MWD is also implementing supply management strategies. Examples include resting District wells - not pumping - in order to preserve groundwater in storage and allow the basin to recharge while surface water supplies are flush, using water from Jameson Lake to make room for capturing additional runoff this coming winter, and storing surplus State Water Project water for use during future droughts.

Montecito residents play a huge role in protecting water resources through conservation practices. The positive relationship between the organization and its constituents continues to produce excellent, sustainable results in reducing water use. Through voluntary conservation, customers have kept usage at about 40% of pre-drought consumption—quite an accomplishment!  For those who admire our local flora, and like to garden, achieving water efficiency can also be fun!  Fall is a fabulous time to plant natives so they will get established over the winter and bloom next spring. It is also a great time of year to apply mulch, which can nourish plants and preserve moisture in the ground.

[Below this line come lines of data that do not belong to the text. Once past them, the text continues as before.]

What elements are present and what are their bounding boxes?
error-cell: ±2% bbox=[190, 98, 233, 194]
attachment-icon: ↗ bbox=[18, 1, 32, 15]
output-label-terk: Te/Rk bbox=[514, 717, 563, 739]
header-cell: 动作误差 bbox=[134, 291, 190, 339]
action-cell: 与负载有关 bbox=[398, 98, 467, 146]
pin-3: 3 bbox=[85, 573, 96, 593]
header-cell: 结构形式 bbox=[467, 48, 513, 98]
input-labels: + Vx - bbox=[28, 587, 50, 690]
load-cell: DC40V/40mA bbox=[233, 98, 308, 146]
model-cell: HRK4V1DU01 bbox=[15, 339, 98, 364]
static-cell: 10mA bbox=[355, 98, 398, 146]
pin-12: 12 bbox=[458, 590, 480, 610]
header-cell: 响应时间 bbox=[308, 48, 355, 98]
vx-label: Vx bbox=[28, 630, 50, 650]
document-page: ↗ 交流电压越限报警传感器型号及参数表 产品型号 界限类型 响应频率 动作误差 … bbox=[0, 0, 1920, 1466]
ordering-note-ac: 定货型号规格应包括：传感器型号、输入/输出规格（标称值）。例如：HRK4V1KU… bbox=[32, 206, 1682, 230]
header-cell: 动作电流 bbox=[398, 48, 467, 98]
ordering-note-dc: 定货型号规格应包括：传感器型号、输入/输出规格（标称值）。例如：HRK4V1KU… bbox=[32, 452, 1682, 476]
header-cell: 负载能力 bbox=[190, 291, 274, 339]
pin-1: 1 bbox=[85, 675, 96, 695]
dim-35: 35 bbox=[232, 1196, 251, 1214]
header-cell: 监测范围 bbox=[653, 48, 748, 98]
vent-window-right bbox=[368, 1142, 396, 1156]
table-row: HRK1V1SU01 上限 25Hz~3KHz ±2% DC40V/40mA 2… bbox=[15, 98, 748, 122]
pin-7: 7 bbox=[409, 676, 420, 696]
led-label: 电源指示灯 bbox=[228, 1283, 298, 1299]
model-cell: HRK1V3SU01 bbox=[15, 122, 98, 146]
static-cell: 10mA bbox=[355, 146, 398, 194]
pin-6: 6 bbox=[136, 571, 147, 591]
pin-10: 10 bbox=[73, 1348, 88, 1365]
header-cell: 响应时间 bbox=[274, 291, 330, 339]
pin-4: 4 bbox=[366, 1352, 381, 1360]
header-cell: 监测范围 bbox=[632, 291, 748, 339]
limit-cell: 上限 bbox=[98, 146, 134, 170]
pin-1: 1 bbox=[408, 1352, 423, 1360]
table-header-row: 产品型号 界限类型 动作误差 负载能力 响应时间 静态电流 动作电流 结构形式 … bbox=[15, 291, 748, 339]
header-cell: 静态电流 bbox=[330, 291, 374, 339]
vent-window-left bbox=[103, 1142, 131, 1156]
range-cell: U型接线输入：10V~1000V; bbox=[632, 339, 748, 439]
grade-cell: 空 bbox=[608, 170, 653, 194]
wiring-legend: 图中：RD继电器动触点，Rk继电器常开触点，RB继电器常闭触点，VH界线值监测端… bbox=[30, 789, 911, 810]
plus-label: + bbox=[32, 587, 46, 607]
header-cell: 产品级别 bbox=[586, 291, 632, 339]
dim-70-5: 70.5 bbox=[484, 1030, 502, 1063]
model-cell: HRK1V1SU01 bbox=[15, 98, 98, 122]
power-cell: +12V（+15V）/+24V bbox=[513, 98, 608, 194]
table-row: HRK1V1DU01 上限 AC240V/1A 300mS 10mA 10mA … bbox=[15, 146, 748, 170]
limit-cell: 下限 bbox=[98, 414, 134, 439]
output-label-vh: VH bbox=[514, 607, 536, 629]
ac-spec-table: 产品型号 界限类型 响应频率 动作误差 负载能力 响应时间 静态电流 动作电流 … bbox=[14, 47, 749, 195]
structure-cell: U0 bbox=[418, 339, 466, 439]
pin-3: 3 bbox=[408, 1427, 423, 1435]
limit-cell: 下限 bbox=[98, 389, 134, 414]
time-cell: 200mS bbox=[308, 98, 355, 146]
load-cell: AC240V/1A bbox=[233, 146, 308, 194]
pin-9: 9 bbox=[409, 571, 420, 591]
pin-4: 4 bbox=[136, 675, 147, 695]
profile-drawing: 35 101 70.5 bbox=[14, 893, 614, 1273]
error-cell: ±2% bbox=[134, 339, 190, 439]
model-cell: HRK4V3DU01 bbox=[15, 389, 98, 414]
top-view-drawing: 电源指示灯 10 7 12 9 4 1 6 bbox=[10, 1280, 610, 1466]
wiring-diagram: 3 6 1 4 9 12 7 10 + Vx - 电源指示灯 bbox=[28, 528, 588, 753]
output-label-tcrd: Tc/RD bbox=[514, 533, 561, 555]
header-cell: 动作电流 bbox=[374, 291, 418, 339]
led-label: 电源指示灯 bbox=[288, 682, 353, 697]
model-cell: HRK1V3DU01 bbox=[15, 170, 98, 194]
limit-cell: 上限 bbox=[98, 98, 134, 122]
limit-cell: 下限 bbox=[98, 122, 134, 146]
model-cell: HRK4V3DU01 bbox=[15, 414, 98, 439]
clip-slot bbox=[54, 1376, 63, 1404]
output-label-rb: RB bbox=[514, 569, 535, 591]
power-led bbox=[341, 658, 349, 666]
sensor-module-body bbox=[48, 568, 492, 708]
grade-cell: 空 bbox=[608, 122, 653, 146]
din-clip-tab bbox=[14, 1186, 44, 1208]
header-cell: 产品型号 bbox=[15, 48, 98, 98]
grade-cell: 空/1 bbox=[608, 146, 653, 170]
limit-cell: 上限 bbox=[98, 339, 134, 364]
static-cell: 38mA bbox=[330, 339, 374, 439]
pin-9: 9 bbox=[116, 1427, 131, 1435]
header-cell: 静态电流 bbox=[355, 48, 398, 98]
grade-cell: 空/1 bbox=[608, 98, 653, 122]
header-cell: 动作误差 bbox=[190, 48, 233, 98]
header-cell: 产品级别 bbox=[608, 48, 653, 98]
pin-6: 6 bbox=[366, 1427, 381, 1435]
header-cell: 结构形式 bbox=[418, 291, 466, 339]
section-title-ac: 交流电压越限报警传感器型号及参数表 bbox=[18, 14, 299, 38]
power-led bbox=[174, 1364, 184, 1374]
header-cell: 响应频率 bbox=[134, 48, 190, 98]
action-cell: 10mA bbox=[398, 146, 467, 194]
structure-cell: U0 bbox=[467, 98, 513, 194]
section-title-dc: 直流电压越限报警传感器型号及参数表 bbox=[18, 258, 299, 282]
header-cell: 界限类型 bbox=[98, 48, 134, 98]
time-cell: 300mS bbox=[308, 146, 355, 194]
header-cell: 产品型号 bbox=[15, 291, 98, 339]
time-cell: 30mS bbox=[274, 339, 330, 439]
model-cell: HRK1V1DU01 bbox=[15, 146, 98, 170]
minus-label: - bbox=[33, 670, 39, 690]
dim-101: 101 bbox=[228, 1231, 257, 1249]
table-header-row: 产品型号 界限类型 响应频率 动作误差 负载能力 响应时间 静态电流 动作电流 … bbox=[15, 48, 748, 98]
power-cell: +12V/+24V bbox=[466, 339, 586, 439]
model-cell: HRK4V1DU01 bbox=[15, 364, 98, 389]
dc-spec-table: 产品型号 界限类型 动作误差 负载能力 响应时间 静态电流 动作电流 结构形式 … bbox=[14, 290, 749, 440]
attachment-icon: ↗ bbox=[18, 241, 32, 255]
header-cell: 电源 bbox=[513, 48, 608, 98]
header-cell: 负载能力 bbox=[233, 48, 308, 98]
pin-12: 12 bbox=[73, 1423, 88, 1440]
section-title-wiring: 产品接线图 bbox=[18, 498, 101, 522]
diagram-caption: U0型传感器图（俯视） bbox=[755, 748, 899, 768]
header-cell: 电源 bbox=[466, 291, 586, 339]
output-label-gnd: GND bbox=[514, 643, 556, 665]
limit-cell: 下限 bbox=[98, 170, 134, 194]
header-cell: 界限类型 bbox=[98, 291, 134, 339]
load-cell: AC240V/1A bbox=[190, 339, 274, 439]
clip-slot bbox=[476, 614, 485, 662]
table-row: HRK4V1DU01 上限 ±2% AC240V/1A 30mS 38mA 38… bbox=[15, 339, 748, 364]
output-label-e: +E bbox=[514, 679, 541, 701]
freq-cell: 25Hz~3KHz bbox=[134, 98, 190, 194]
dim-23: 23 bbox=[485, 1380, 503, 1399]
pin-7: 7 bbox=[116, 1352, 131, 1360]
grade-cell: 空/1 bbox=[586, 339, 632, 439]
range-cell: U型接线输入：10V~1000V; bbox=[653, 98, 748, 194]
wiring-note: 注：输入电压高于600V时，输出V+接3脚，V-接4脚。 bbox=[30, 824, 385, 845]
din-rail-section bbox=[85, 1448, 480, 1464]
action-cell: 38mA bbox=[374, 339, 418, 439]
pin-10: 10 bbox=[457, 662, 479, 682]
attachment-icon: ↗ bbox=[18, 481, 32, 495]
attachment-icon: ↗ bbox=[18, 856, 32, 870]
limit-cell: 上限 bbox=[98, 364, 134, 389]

The District, a public agency governed by an elected board, encourages public participation, emphasizes customer communications and provides responsive, high quality service. In fact, in 2019, Montecito Water District received the District Transparency Certificate of Excellence from the Special District Leadership Foundation (SDLF). Only about 6% of the more than 2,000 special districts in the state of California hold this award, which recognizes outstanding efforts to promote transparency and good governance.

Laura Camp, MWD Public Information Officer, states that, "To better serve customers, MWD recently began accepting credit cards and implemented a robust online bill pay system with autopay options. Rates have not increased since 2016. A rate study is underway and is expected to be available for Board and public review this winter. Goals of the new rate setting pro­cess include eliminating the current water shortage emergency surcharge, and budgeting for new water sources such as desali­nation and recycled water. MWD's enews letter goes out about once a month, and customers can subscribe on the website, by emailing, or by calling 805.969.2271. We encourage phone calls, because we understand everyone's questions are different!"

Water is essential to our quality of life here in Montecito and beyond. As residents, we can take pride in our water stewardship  and, together with the hard work of MWD, all of us can give thanks for our daily delivery of this precious resource.